Polacy jeżdżą bardzo ryzykownie, czego dowody trafiają do sieci praktycznie codziennie. Szanowanie wyznaczonych zasad nie jest naszą mocną stroną, co ma swoje konsekwencje. Właśnie dlatego dochodzi do niebezpiecznych sytuacji. Kolejny kierowca Audi pokazał, gdzie ma przepisy. Jego zachowanie był bezsensowne i zwyczajnie głupie.

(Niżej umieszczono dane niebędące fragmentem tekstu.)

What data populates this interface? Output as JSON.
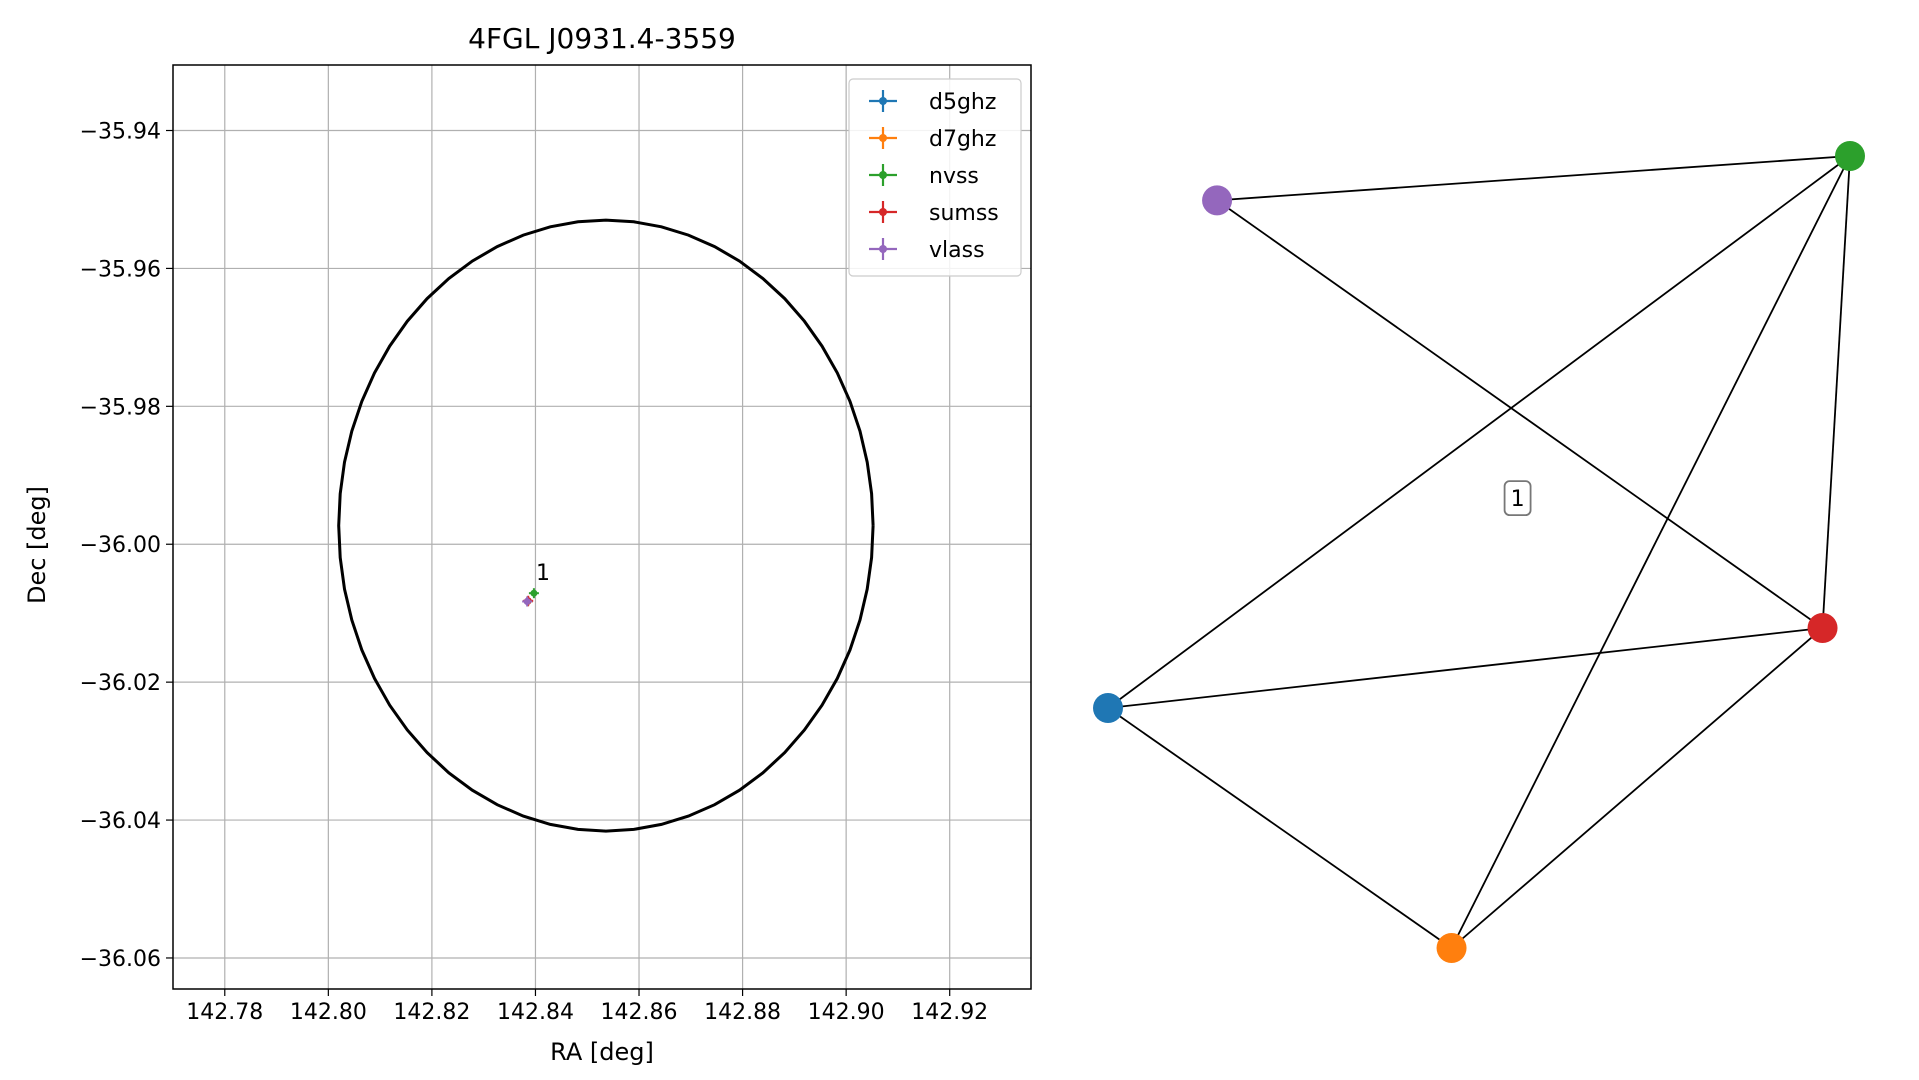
{
  "chart_data": [
    {
      "type": "scatter",
      "title": "4FGL J0931.4-3559",
      "xlabel": "RA [deg]",
      "ylabel": "Dec [deg]",
      "xlim": [
        142.77,
        142.9357
      ],
      "ylim": [
        -36.0645,
        -35.9305
      ],
      "xticks": [
        "142.78",
        "142.80",
        "142.82",
        "142.84",
        "142.86",
        "142.88",
        "142.90",
        "142.92"
      ],
      "xtick_values": [
        142.78,
        142.8,
        142.82,
        142.84,
        142.86,
        142.88,
        142.9,
        142.92
      ],
      "yticks": [
        "−35.94",
        "−35.96",
        "−35.98",
        "−36.00",
        "−36.02",
        "−36.04",
        "−36.06"
      ],
      "ytick_values": [
        -35.94,
        -35.96,
        -35.98,
        -36.0,
        -36.02,
        -36.04,
        -36.06
      ],
      "grid": true,
      "legend_position": "top-right",
      "series": [
        {
          "name": "d5ghz",
          "color": "#1f77b4",
          "x": 142.8385,
          "y": -36.0083
        },
        {
          "name": "d7ghz",
          "color": "#ff7f0e",
          "x": 142.8385,
          "y": -36.0083
        },
        {
          "name": "nvss",
          "color": "#2ca02c",
          "x": 142.8397,
          "y": -36.0071
        },
        {
          "name": "sumss",
          "color": "#d62728",
          "x": 142.8386,
          "y": -36.0082
        },
        {
          "name": "vlass",
          "color": "#9467bd",
          "x": 142.8384,
          "y": -36.0083
        }
      ],
      "ellipse": {
        "center_x": 142.8536,
        "center_y": -35.9973,
        "semi_x": 0.0516,
        "semi_y": 0.0443,
        "color": "#000000"
      },
      "annotations": [
        {
          "text": "1",
          "x": 142.8401,
          "y": -36.0052
        }
      ]
    },
    {
      "type": "network",
      "nodes": [
        {
          "name": "d5ghz",
          "color": "#1f77b4",
          "x": 0.0,
          "y": 0.303
        },
        {
          "name": "d7ghz",
          "color": "#ff7f0e",
          "x": 0.463,
          "y": 0.0
        },
        {
          "name": "nvss",
          "color": "#2ca02c",
          "x": 1.0,
          "y": 1.0
        },
        {
          "name": "sumss",
          "color": "#d62728",
          "x": 0.963,
          "y": 0.404
        },
        {
          "name": "vlass",
          "color": "#9467bd",
          "x": 0.147,
          "y": 0.944
        }
      ],
      "edges": [
        [
          "vlass",
          "nvss"
        ],
        [
          "vlass",
          "sumss"
        ],
        [
          "d5ghz",
          "nvss"
        ],
        [
          "d5ghz",
          "sumss"
        ],
        [
          "d5ghz",
          "d7ghz"
        ],
        [
          "d7ghz",
          "nvss"
        ],
        [
          "d7ghz",
          "sumss"
        ],
        [
          "nvss",
          "sumss"
        ]
      ],
      "label": {
        "text": "1",
        "x": 0.552,
        "y": 0.568
      }
    }
  ]
}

Pozwolił sobie na wyprzedzanie wielotonowego zestawu w miejscu, które nie było do tego przystosowane. Najgorsze w tym wszystkim jest to, że mógł wykonać manewr prawidłowo dosłownie kilkadziesiąt metrów dalej na prostym odcinku drogi bez skrzyżowań.
Brak rozsądku
Kierowca Audi postanowił wykorzystać strefę wyłączoną z ruchu, by zmienić pas. Następnie jechał po prąd przecinając obok lewoskrętu prowadzącego w przeciwnym kierunku. Wrócił na swój pas dopiero za wysepką i skrzyżowaniem.
Warto zwrócić uwagę na rowerzystów, którzy znajdowali się na drodze podporządkowanej i dojeżdżali do drogi z pierwszeństwem. Gdyby nie byli ostrożni, mogłoby dojść do wypadku, a co za tym idzie – ludzkiej tragedii.
Zachowanie kierowcy Audi zasługuje na surowy mandat. Wyprzedzanie w takich miejscach jest niedopuszczalne i każdy, kto ma wyobraźnię zdaje sobie z tego sprawę. Apelujemy, by nie postępować w taki sposób. Lepiej chwilę zaczekać i wykonać manewr w miejscu do tego przystosowanym, aby nie tworzyć zagrożenia.